To help make the process more transparent and fair this year, Mayor Becky Erickson has stepped down from the Lodging Tax Advisory Committee, which is responsible for dispersing the funds.
“My goal, and I think the goal of the council, is to put people on this committee that are going to treat all applications in a fair way,” she said. “For what’s best for Poulsbo.”
The mayor has chaired the Lodging Tax Advisory Committee for three years. But this year, state laws changed a bit. Now the city has the ability to apply for those dollars, which it has embraced.
Erickson, however, felt uneasy applying for the money and then acting as a decision maker in the selection process.
“We put in grant applications for police overtime for our festivals, maintenance for our bathrooms, those kinds of things,” she said. “We did the grant applications like everybody else, and I felt uncomfortable being chair when that’s going on. It didn’t feel right.”

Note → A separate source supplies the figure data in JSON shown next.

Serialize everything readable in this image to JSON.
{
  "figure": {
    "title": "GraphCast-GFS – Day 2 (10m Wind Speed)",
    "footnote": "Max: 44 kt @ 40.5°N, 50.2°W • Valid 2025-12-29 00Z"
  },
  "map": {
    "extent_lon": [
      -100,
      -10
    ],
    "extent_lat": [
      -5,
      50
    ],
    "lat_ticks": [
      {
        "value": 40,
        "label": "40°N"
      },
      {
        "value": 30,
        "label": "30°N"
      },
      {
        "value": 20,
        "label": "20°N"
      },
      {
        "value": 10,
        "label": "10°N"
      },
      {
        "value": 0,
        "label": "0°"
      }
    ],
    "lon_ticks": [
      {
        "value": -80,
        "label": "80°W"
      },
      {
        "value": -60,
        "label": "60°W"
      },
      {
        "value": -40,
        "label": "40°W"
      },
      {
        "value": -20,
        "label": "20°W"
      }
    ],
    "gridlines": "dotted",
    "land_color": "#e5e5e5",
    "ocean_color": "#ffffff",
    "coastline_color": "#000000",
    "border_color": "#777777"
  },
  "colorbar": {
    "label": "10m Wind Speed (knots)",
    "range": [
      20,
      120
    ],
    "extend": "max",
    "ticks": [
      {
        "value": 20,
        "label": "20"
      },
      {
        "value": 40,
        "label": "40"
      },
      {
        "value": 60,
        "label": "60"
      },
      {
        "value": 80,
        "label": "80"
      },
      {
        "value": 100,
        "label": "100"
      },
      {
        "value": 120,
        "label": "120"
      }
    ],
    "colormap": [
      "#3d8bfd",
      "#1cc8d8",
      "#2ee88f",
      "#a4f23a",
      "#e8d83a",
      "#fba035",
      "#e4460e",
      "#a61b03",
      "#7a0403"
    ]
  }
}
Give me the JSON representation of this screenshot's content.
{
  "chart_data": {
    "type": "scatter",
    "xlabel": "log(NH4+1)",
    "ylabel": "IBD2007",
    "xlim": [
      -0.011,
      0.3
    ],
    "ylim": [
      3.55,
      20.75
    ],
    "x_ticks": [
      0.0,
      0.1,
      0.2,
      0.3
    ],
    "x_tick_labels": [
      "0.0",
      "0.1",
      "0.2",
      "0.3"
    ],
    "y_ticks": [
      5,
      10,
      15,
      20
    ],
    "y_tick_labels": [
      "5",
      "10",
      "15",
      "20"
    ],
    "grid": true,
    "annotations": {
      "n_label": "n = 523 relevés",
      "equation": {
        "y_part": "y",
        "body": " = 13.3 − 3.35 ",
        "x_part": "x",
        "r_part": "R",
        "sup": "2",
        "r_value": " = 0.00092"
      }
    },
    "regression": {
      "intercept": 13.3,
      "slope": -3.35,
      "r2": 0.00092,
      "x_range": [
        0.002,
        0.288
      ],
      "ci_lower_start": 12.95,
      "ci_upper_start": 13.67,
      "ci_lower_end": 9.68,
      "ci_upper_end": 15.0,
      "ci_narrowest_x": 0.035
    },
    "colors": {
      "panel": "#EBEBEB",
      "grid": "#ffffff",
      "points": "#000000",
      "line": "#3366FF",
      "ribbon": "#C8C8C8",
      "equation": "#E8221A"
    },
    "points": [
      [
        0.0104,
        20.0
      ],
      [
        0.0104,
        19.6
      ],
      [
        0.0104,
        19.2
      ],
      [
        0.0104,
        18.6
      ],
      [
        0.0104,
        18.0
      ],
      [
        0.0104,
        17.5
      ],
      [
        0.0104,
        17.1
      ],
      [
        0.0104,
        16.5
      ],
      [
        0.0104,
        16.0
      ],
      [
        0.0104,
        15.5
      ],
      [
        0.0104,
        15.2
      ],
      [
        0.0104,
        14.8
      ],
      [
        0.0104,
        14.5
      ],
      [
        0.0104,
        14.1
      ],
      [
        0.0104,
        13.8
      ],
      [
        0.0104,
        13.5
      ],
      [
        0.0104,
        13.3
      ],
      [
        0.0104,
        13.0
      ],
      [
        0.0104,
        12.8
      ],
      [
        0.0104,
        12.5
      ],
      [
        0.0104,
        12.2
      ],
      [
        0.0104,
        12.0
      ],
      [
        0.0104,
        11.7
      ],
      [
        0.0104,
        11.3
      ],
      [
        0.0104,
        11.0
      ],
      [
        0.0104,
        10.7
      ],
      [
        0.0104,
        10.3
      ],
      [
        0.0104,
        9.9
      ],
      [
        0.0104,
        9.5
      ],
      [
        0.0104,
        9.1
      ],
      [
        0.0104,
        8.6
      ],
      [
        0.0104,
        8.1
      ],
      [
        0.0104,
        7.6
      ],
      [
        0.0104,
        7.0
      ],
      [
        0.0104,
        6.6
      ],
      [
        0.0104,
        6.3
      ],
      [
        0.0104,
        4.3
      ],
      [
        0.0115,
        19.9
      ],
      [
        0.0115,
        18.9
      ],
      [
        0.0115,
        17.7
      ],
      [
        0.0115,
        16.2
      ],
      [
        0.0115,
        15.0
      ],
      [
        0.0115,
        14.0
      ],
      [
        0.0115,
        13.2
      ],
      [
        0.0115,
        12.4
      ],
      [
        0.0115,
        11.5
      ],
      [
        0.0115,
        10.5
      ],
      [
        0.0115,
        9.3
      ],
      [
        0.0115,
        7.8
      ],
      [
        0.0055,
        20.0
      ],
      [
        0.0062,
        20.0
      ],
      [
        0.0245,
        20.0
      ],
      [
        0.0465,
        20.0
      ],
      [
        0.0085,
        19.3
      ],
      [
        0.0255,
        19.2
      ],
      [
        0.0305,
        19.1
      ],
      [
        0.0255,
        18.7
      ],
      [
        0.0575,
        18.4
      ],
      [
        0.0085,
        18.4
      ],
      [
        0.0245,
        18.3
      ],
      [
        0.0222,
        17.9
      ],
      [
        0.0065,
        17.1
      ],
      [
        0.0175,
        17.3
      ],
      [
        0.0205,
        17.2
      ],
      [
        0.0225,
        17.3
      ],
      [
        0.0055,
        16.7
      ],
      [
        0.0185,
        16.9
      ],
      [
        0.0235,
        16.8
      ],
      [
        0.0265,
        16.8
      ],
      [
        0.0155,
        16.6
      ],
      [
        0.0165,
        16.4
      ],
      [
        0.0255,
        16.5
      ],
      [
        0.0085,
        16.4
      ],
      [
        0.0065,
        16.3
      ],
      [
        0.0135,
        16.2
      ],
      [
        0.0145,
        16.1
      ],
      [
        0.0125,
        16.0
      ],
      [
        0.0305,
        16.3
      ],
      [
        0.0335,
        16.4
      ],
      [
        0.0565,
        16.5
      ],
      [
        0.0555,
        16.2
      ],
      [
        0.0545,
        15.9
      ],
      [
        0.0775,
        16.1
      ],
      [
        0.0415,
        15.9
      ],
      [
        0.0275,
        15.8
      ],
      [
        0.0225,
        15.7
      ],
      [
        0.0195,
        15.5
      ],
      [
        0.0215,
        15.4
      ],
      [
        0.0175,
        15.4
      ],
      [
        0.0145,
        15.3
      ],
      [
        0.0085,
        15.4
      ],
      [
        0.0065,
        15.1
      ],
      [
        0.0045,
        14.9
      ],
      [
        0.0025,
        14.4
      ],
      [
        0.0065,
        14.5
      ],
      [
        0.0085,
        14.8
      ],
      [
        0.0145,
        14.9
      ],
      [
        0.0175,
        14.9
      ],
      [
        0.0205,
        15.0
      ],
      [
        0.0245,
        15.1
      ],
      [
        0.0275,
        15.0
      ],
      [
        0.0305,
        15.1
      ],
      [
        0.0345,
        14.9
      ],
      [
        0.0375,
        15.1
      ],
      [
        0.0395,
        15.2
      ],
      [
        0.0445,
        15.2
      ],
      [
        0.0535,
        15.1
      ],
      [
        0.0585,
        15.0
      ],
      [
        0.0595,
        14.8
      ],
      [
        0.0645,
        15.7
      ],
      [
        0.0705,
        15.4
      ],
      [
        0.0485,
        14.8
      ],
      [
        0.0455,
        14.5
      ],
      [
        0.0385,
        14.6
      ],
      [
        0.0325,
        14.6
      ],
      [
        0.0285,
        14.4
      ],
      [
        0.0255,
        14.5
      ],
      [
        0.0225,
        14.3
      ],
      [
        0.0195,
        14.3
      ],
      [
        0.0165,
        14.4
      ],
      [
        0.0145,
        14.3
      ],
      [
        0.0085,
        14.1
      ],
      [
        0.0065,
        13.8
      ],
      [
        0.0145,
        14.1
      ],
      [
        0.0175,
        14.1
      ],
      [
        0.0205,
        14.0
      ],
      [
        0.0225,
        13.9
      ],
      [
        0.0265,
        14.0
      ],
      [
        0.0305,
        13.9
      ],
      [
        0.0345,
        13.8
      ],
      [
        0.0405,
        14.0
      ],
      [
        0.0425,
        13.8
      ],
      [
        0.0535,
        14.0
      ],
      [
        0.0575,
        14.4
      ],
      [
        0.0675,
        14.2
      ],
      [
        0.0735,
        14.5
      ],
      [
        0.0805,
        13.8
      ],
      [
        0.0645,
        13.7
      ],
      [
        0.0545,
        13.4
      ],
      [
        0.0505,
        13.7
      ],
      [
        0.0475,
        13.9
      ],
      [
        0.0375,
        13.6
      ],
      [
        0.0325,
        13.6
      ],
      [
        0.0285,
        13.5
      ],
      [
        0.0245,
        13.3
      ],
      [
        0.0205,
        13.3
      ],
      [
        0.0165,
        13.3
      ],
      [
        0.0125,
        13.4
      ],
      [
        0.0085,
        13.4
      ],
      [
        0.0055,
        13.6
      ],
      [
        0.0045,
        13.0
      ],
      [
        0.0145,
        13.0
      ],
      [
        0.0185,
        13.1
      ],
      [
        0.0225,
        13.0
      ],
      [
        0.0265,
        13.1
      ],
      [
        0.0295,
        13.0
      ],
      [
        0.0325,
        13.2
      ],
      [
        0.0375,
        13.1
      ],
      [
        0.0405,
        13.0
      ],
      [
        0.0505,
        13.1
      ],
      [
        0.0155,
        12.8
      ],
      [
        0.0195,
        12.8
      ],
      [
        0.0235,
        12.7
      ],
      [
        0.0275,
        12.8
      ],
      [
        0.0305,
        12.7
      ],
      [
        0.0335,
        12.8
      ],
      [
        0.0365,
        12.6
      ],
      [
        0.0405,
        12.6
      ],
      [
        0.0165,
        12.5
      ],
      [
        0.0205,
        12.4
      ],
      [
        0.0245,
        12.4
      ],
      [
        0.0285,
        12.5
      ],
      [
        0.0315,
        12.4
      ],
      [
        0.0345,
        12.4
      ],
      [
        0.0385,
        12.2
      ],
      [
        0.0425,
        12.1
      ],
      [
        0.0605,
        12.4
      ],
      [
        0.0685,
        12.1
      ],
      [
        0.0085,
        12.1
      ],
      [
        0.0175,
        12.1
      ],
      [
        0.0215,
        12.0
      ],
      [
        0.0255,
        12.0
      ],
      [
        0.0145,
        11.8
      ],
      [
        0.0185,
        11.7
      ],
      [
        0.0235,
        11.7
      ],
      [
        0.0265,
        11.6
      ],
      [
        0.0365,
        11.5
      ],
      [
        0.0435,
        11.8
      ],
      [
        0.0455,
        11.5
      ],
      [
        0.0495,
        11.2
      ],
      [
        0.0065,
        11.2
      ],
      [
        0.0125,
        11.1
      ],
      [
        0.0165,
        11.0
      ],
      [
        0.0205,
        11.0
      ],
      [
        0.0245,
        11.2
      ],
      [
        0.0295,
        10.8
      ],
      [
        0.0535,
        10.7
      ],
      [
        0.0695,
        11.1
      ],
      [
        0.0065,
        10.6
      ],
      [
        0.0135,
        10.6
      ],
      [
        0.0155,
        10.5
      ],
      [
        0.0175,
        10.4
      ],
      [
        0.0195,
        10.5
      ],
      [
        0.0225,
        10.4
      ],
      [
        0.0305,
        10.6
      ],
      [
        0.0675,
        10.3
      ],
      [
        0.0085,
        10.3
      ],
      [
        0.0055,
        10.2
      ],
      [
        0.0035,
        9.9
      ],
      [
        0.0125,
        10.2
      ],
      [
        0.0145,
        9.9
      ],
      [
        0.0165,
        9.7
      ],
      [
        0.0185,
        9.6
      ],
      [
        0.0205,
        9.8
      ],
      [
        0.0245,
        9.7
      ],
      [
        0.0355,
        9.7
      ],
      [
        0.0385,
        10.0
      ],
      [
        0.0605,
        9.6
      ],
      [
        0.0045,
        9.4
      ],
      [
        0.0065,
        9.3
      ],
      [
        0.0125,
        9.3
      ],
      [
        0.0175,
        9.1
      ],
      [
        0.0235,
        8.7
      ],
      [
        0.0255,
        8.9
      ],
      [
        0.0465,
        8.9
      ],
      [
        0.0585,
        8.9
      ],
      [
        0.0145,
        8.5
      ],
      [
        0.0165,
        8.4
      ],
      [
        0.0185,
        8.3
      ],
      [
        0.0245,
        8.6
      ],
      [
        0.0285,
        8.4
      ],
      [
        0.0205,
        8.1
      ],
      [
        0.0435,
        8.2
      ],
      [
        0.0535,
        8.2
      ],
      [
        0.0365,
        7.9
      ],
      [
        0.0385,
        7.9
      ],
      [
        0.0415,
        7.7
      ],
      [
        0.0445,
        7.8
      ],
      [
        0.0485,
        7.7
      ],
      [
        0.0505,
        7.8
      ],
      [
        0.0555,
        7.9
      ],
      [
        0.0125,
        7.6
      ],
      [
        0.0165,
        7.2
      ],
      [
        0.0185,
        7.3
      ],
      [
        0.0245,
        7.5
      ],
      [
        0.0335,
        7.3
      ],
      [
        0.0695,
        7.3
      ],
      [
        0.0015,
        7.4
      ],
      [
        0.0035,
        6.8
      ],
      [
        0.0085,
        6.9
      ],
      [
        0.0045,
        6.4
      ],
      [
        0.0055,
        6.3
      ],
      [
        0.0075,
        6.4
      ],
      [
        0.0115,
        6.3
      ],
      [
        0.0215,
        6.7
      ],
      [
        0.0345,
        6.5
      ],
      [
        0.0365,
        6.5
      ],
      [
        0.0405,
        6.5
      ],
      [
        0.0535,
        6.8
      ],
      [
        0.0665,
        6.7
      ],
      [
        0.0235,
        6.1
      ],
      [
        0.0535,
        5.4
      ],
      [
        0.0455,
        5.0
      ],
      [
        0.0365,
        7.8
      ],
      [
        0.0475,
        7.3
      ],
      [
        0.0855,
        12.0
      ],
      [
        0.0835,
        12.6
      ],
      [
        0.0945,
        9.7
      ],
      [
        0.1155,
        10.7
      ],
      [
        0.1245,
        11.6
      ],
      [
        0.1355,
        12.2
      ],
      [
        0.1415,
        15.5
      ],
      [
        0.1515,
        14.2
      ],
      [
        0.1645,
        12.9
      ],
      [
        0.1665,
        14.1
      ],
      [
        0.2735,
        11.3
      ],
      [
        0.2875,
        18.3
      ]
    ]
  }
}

Instead, Councilman Gary Nystul was selected as an unbiased official to chair the Lodging Tax Advisory Committee at Wednesday’s council meeting.
“You did a great job explaining this,” Nystul said to Erickson during Wednesday’s discussion on the topic. “But you did not mention that I asked for combat pay for doing this,” he joked.
The committee is required to include an elected official as chair, two representatives from local lodging establishments, and two representatives from organizations that can receive the money.
Merchants, lodging providers, the city and others are vying for a piece of tax-dollar pie. However, each year when organizations line up for a serving, some go away hungry.
The lodging tax has therefore become a contentious topic in the past; particularly when it comes to which organization will get to dip into the pool of highly-desired funds.
The money is sourced from taxes collected at local lodging establishments. The taxes are pooled and provided to the city each year. The city then turns around, forms a committee, and disperses the funds to organizations and efforts that increase tourism to the area — in other words, groups who can put heads in Poulsbo beds.
The city has the option to collect a portion of sales taxes from local hotels, however, it has chosen not to in the past. This allows the local lodging tax to be larger, and thus, swells the resulting pool of money.